Monday, January 13, 2014

PDF Files - Converting to Word

Question: When I convert a PDF file to a Word document not all of the characters are correct.  Why does this happen?

Answer: Not all PDFs are made the same way.

PDFs - you can say there are basically two types of PDF files - scanned from paper and created on a computer.

Scanned PDFs - pages are images. OCR (optical character recognition) has to look at all the dots of ink and figure out what is what.

Based on patterns our software tries to determine characters, images, font, etc. Some dots can be noise or can be diacritics. We try to figure this out as best we can. Quality of scan and font type certainly affect analysis and success of detection. 

Computer generated PDFs - usually these types of PDFs include font information (PDFs are built with mapping/encoding details, they do not include characters, words, sentences, paragraphs, headers/footers, details). We figure all this stuff out and reconstruct the document with structure. Some PDF creators do not use standard encoding so we have to again do some detective work to try and determine what is in the PDF. If the font has been computer generated and we have details included in the PDF and the computer you convert to Microsoft Word has the same font installed, then you should get these other fonts in the Word file. For example, we convert CJK (Chinese, Japanese, Korean) PDFs that have been computer generated into correct Word documents.

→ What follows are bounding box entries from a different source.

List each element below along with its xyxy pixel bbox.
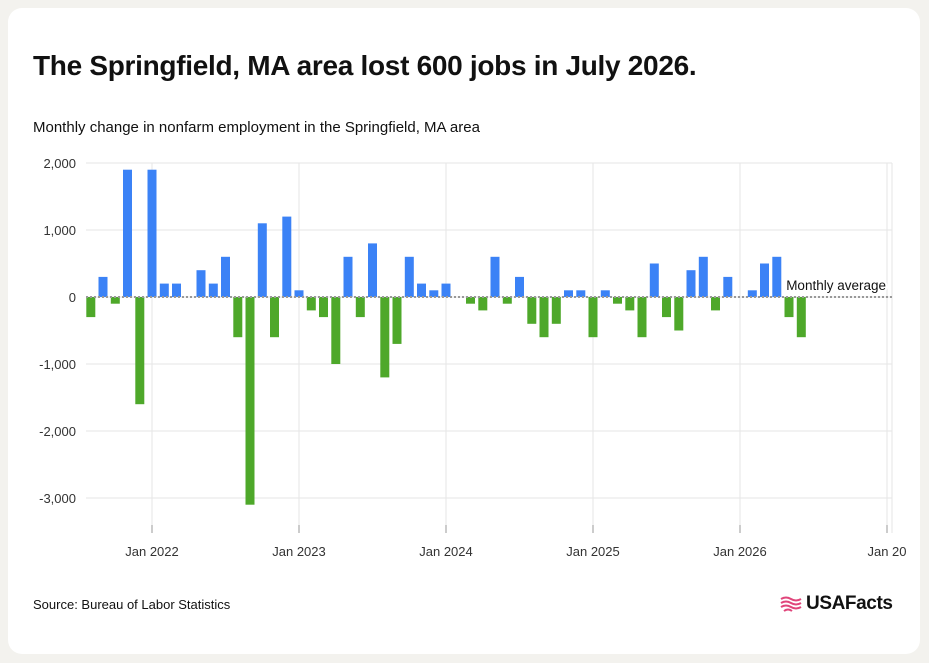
bar-2022-08 (233, 297, 243, 338)
bar-2025-07 (662, 297, 671, 318)
bar-2024-09 (539, 297, 549, 338)
x-tick-label: Jan 2022 (125, 544, 179, 559)
chart-subtitle: Monthly change in nonfarm employment in … (33, 119, 480, 136)
bar-2023-03 (319, 297, 328, 318)
x-tick-label: Jan 2026 (713, 544, 767, 559)
bar-2024-05 (490, 256, 500, 297)
bar-2026-04 (772, 256, 782, 297)
bar-2024-10 (551, 297, 561, 324)
bar-2025-11 (711, 297, 720, 311)
bar-2023-12 (429, 290, 439, 297)
bar-2024-04 (478, 297, 488, 311)
bar-2023-04 (331, 297, 341, 364)
bar-2025-06 (649, 263, 659, 297)
y-tick-label: -2,000 (39, 424, 76, 439)
bar-2024-08 (527, 297, 537, 324)
x-tick-label: Jan 20 (867, 544, 906, 559)
bar-2026-06 (796, 297, 806, 338)
bar-2023-09 (392, 297, 402, 344)
bar-2024-03 (466, 297, 475, 304)
x-tick-label: Jan 2024 (419, 544, 473, 559)
bar-2023-07 (368, 243, 377, 297)
bar-2022-11 (270, 297, 279, 338)
bar-2024-07 (515, 276, 524, 297)
bar-2024-01 (441, 283, 451, 297)
bar-2022-05 (196, 270, 206, 297)
bar-2025-08 (674, 297, 684, 331)
bar-2025-01 (588, 297, 598, 338)
bar-2021-09 (98, 276, 108, 297)
bar-2024-12 (576, 290, 586, 297)
bar-2025-12 (723, 276, 733, 297)
bar-2023-05 (343, 256, 353, 297)
source-note: Source: Bureau of Labor Statistics (33, 597, 231, 612)
bar-2022-09 (245, 297, 255, 505)
bar-2023-11 (417, 283, 426, 297)
bar-2021-11 (123, 169, 132, 297)
bar-2021-12 (135, 297, 145, 405)
flag-icon (780, 596, 802, 612)
chart-title: The Springfield, MA area lost 600 jobs i… (33, 50, 697, 81)
bar-2026-05 (784, 297, 794, 318)
y-tick-label: 0 (69, 290, 76, 305)
bar-2023-08 (380, 297, 390, 378)
axis-labels: 2,000 1,000 0 -1,000 -2,000 -3,000 Jan 2022 Jan… (39, 156, 906, 559)
bar-2022-01 (147, 169, 157, 297)
y-tick-label: 2,000 (43, 156, 76, 171)
y-tick-label: 1,000 (43, 223, 76, 238)
bar-2025-04 (625, 297, 635, 311)
grid-lines (86, 162, 893, 533)
bar-2022-02 (159, 283, 169, 297)
usafacts-logo[interactable]: USAFacts (780, 593, 893, 615)
bar-2021-10 (110, 297, 120, 304)
monthly-average-label: Monthly average (786, 278, 886, 293)
bar-2025-09 (686, 270, 696, 297)
bar-2025-05 (637, 297, 647, 338)
x-tick-label: Jan 2023 (272, 544, 326, 559)
x-tick-label: Jan 2025 (566, 544, 620, 559)
bar-2023-10 (404, 256, 414, 297)
chart-card (8, 8, 920, 654)
bar-2023-01 (294, 290, 304, 297)
bar-2022-07 (221, 256, 230, 297)
bar-2023-06 (355, 297, 365, 318)
bar-2026-03 (760, 263, 769, 297)
y-tick-label: -3,000 (39, 491, 76, 506)
bar-2022-06 (208, 283, 218, 297)
y-tick-label: -1,000 (39, 357, 76, 372)
bar-2023-02 (306, 297, 316, 311)
bars (86, 169, 892, 505)
bar-2021-08 (86, 297, 96, 318)
bar-2026-02 (747, 290, 757, 297)
bar-2022-12 (282, 216, 292, 297)
bar-2022-10 (257, 223, 267, 297)
logo-text: USAFacts (806, 593, 893, 614)
bar-2025-10 (698, 256, 708, 297)
bar-2025-03 (613, 297, 622, 304)
bar-2022-03 (172, 283, 181, 297)
bar-2024-06 (502, 297, 512, 304)
bar-2025-02 (600, 290, 610, 297)
bar-2024-11 (564, 290, 573, 297)
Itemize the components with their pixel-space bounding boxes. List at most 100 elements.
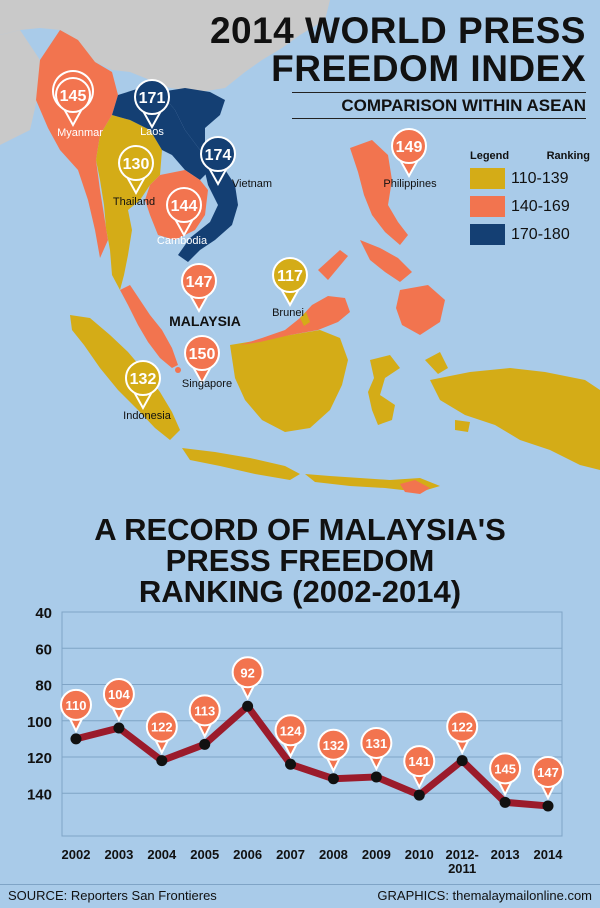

Fonts - if we have the information from the PDF or we determine the language/font and it includes diacritics we use the correct characters for the font/language. We have done a lot of work to support foreign languages with our OCR and again, with our standard PDF conversion software.

Forcing OCR on computer generated PDFs - turning on text recovery for all characters and pages forces all PDFs through our OCR processing which is not the best solution. With non-standard encoded documents it can provide a better conversion, but if your PDF is a standard computer generated one then our default document reconstruction processing is best.